I’ve studied reuse and read many analyses by others on the economics and physical requirements for reuse. I won’t say that there is no case for it, but I don’t believe that the largely conventional Falcon 9 or SpaceX claimed hardware costs actually over the kind of savings that you are uncritically accepting, or that SpaceX is necessarily making a net profit at this point. To get sufficient fiscal margins to save money would require dozens of flights per unit, reductions in processing and integration labor to the point that not much more than an airliner ground crew can integrate and operate the vehicle, and throughput to maintain a steady steam of flights. I highly suspect that any advantage of F9 Stage 1 reflight is to reduce bottle-necking manufacturing throughput and maintain a higher volume of,total flights rather than the cost savings from not manufacturing new hardware.
That’s fair enough. I think there’s probably an interesting discussion to be had on what manufacturing costs even mean in this context, and probably part of the disagreement circles around this. Clearly (and SpaceX has said as much), material costs are basically a rounding error. Amortized cost of the machining time and operator salary is probably also in the single-digit-percent range.
So to get stage costs that high would certainly have to include some kinds of testing, but that covers a wide range of things. Basic acceptance testing of dimensional requirements? To me, that’s a basic requirement and I’d lump that in with manufacturing. It only has to be done once, even with reuse. But similar types of acceptance testing, like that there are no cracks in your turbopump, will probably have to be done every time. Maybe we don’t lump that in with manufacturing since it’s more like a regular inspection requirement.

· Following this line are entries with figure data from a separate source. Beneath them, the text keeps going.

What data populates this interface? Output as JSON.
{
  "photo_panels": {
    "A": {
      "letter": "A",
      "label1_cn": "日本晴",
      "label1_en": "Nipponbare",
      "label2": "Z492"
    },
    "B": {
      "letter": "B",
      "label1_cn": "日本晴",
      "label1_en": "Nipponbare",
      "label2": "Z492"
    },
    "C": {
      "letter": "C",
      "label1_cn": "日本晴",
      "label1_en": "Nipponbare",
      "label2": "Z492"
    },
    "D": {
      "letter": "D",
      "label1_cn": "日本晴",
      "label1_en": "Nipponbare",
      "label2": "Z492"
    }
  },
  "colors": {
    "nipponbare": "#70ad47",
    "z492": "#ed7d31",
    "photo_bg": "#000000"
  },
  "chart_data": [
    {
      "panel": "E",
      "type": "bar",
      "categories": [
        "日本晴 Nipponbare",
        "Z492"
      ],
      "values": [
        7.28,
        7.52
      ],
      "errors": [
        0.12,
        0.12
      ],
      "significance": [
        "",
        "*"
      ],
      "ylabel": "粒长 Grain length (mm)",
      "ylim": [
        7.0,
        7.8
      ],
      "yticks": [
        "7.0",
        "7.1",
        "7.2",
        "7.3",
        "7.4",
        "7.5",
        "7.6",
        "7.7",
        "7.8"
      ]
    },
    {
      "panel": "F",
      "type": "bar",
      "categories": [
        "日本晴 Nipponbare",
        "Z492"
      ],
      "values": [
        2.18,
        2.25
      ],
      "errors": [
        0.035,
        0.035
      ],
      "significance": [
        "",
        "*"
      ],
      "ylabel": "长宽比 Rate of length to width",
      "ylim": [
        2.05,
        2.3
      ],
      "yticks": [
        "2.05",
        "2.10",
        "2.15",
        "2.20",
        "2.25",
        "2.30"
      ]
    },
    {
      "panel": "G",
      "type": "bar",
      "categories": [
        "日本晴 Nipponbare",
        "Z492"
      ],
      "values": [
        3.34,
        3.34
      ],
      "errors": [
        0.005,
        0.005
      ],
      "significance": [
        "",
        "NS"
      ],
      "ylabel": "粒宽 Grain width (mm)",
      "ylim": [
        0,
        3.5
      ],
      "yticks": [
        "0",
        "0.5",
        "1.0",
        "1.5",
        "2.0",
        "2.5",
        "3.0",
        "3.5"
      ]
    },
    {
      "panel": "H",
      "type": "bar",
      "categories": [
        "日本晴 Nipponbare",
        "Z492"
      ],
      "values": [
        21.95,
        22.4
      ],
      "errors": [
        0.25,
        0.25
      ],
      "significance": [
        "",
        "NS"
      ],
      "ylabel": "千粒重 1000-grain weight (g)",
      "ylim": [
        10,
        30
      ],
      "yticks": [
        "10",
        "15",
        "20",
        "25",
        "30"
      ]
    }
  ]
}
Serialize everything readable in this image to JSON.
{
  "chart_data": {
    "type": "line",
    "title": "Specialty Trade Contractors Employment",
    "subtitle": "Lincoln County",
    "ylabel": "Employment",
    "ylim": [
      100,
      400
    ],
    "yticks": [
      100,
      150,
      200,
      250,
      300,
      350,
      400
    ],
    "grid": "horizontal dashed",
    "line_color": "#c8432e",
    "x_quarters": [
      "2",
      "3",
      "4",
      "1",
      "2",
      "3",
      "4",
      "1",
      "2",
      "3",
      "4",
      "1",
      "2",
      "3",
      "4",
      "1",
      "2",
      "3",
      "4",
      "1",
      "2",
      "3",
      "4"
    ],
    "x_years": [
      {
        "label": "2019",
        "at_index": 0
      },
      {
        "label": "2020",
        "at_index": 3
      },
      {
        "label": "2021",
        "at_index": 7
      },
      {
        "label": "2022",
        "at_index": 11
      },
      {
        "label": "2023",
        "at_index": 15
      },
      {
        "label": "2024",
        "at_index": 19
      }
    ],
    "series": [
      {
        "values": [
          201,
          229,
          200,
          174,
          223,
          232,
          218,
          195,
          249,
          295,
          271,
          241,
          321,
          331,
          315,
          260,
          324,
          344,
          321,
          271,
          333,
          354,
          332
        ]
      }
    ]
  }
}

No doubt, but ultimately they still had to pay it. Before SpaceX really embraced vertical integration, they got dicked around by a lot of suppliers who inflated their costs as soon as they thought they had a captive target. Probably not all of this was malicious, in that the low volumes in aerospace HW tend to lead to high overhead and “risk-adjusted” prices. Regardless, if you can’t do it yourself, then you have to pay someone, and that someone might have you over a barrel.
That’s also fair. SpaceX is still growing and even if their reuse is beneficial “on paper”, that doesn’t necessarily mean their launches are profitable as a whole. If nothing else, they’ve invested quite a bit in reuse and it’s not yet clear that the investment will ever really be paid back.
As for reducing bottlenecks, they’ve basically said as much regarding fairing reuse when Musk isn’t making imaginative analogies about airdropping pallets of money. Depending on how the numbers worked out, it could be advantageous to spend more on refurbishment if it meant you could avoid a big capital expenditure. A $100M autoclave that sits idle in lean times is a waste. If you can avoid that at the expense of some labor-intensive refurbishment, then at least you can reassign/fire those people if you don’t need the throughput right now.
There appears to be a major roadblock to a manned exploration of Mars. Admittedly, I think Stranger may have spoken to this in an earlier post, but NASA has extremely stringent policies related to contamination, which would not be easy for a manned mission to adhere to. And they seem to be in control of any missions that are US-based, including private launches and unmanned probes, so no US company is sending anything to Mars any time soon. There is a tad more world than the US here, though.